Devaluaciones argentinas
A menudo mis compatriotas preguntan —a cualquiera que salga del país, a cualquiera que entre— “cómo nos ven afuera”. La “imagen argentina en el exterior” es una de las obsesiones nacionales. Por eso, no les gusta que les digan la verdad: que, en general, nadie nos mira. Salvo, faltaba más, en semanas como ésta.
Esta semana, la muerte del fiscal Nisman atrajo la crónica roja y negra de los diarios del mundo con sus botes, sus rebotes, sus tropiezos. Cuando se disipe la niebla del morbo policial-politiquero, cuando se haya asimilado el choque bruto de la vuelta de la muerte política al escenario nacional, empezarán a aclararse otros efectos de mediano plazo. Las devaluaciones, por ejemplo.
La Argentina, un país que (se) ha devaluado tanto, terminó de sancionar en estos días dos devaluaciones decisivas. Una es la devaluación de la palabra del Estado. En enero de 2007 la entonces presidenta Cristina Fernández decidió la intervención del Instituto Nacional de Estadísticas y Censos (INDEC). La inflación crecía más y más, y la respuesta oficial fue matar al mensajero: pusieron a un kamikaze al frente del INDEC y lo lanzaron a producir cifras visiblemente falsas, ridículas, que no engañaban a nadie. Provincias, parlamentos, consultoras ocuparon el vacío y empezaron a ofrecer números utilizables. El Estado suicida resignaba su monopolio sobre esos datos que definen la economía del país —inflación, empleo, pobreza, producción— y, sobre todo, dejaba clara su voluntad de mentir. Desde entonces, el Estado argentino fue percibido más y más como una fábrica de ficciones —el Relato—; la tendencia tuvo su apoteosis en estos días, en que nadie cree las versiones oficiales sobre la muerte de Alberto Nisman. Y no sólo porque son confusas, contradictorias; si, por algún milagro, la justicia o la policía mostraran un vídeo providencial que registrara la agonía paso a paso, quedaría una enorme proporción de argentinos que seguiría preguntándose cómo lo falsificaron.

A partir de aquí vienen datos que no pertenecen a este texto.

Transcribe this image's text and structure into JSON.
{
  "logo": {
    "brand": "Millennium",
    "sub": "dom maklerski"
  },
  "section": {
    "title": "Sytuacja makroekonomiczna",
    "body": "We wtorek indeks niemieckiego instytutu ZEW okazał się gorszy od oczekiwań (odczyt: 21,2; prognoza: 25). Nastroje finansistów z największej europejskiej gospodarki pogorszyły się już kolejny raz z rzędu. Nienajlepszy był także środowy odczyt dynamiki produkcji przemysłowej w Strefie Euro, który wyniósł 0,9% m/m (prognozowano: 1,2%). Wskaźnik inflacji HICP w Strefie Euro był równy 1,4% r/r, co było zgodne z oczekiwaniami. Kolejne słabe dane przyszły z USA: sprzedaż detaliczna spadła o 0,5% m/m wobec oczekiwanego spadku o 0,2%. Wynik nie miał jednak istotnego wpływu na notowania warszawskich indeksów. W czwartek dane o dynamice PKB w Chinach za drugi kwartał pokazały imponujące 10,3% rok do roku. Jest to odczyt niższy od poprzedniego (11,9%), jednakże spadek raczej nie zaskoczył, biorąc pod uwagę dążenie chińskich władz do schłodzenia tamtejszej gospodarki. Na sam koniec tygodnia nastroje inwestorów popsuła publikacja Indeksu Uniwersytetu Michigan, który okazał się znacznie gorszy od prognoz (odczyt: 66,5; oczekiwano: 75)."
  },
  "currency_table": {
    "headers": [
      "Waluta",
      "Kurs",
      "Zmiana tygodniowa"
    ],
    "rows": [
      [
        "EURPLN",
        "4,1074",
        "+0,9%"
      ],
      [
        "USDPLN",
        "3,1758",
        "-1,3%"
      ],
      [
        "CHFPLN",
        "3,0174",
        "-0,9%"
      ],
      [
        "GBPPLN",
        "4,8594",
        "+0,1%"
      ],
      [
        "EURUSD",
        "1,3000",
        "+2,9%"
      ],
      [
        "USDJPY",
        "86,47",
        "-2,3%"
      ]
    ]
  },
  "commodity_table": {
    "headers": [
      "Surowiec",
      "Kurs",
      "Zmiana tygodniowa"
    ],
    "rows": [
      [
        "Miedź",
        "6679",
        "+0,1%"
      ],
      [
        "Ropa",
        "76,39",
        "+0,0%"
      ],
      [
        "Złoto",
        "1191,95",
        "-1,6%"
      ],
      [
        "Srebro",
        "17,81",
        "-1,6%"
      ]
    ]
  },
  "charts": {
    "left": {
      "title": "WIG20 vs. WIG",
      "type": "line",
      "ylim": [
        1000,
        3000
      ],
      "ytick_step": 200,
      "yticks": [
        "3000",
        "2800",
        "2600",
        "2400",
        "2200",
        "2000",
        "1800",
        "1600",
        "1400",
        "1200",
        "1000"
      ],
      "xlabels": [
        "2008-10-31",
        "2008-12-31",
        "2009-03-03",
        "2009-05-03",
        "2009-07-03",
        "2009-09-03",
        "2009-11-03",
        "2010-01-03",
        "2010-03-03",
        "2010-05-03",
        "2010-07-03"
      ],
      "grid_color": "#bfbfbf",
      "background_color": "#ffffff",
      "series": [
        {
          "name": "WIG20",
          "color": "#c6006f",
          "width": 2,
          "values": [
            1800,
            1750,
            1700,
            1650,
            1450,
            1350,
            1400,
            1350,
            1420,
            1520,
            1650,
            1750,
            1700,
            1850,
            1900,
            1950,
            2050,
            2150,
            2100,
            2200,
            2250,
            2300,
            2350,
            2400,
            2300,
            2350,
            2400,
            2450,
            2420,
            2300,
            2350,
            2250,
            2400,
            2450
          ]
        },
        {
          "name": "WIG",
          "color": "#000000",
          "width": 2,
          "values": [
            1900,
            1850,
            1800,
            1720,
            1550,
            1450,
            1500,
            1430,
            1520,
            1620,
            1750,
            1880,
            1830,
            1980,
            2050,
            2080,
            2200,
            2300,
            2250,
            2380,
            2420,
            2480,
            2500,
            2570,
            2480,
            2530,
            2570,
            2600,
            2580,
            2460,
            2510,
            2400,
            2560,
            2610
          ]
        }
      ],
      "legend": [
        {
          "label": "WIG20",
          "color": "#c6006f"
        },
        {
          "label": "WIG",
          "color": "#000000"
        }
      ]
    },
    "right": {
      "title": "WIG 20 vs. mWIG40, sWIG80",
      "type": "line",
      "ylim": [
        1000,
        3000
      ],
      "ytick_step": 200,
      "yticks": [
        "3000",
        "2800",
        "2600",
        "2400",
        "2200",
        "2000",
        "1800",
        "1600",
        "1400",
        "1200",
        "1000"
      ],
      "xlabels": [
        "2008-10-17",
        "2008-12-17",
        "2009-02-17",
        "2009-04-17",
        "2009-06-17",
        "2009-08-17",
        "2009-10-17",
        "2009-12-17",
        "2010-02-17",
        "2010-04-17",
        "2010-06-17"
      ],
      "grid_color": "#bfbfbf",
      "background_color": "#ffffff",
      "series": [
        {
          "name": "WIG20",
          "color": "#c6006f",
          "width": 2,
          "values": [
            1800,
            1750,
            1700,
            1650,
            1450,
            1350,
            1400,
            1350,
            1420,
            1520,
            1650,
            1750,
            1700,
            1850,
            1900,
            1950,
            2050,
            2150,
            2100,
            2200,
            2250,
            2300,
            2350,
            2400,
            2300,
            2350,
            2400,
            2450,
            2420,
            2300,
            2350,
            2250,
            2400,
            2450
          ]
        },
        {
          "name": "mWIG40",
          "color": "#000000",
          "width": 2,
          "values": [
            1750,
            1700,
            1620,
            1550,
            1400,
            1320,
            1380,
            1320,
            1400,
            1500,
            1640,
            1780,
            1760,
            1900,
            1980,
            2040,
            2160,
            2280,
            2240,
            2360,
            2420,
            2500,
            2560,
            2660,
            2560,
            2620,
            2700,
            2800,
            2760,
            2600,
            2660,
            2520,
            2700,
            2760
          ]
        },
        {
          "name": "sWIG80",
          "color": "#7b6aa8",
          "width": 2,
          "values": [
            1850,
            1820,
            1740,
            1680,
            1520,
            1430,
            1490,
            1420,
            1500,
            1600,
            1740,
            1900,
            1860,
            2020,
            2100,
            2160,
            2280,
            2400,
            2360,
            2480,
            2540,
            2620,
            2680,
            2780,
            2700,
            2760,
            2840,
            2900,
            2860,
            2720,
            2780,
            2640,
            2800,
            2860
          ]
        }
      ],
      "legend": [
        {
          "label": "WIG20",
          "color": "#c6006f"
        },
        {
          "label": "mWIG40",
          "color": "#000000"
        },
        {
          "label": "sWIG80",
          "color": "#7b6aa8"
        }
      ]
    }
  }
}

Y, al mismo tiempo, terminó de devaluarse la palabra presidencial. La señora Fernández, tan adicta a las cadenas nacionales, se mantuvo en silencio toda la semana que siguió a la muerte de su acusador. Pero escribió dos cartas, publicadas en su Facebook. Si su autora no fuera la presidenta podrían usarse como ejemplo escolar de la degradación de la escritura al sur del sur, y de los vericuetos y asperezas de una mente confusa. Pero es. Se supone que la palabra de un presidente debe tener un peso: no por la persona sino por el cargo. Para un presidente, su palabra es una herramienta de poder: sus ciudadanos deben estar convencidos de que, si dice algo, eso que dice tiene raíces, razones, fuerza, efectos. Si habla sin ton ni son, si escribe lo primero que se le pasa por los dedos, si no se deja asesorar, si comenta la realidad de su país como si no fuese su responsabilidad, si despotrica como si fuera oposición, la palabra presidencial se va degradando hasta convertirse en ocasión de chistes malos o, en el mejor de los casos, un ruido de fondo. Aunque logre, por momentos, cumbres retóricas; entre ellas, una de esas frases (in)felices que durarán en la memoria como la síntesis de algo que muchos preferirían olvidar: “No tengo pruebas pero no tengo dudas”.
Las devaluaciones de la palabra —del Estado, de la presidencia— tendrán efectos que desbordarán, más allá de este período, sobre años y años de política argentina. Efectos que podrían, incluso, ser interesantes: los políticos que quieran recuperar el peso de esas palabras deberán hacer esfuerzos ingentes —de sinceridad, de verosimilitud, de inspiración— para lograrlo. O quizá nunca lo consigan —la Argentina es, al fin y al cabo, el país del Quesevayantodos— y entonces la historia puede ser más interesante todavía.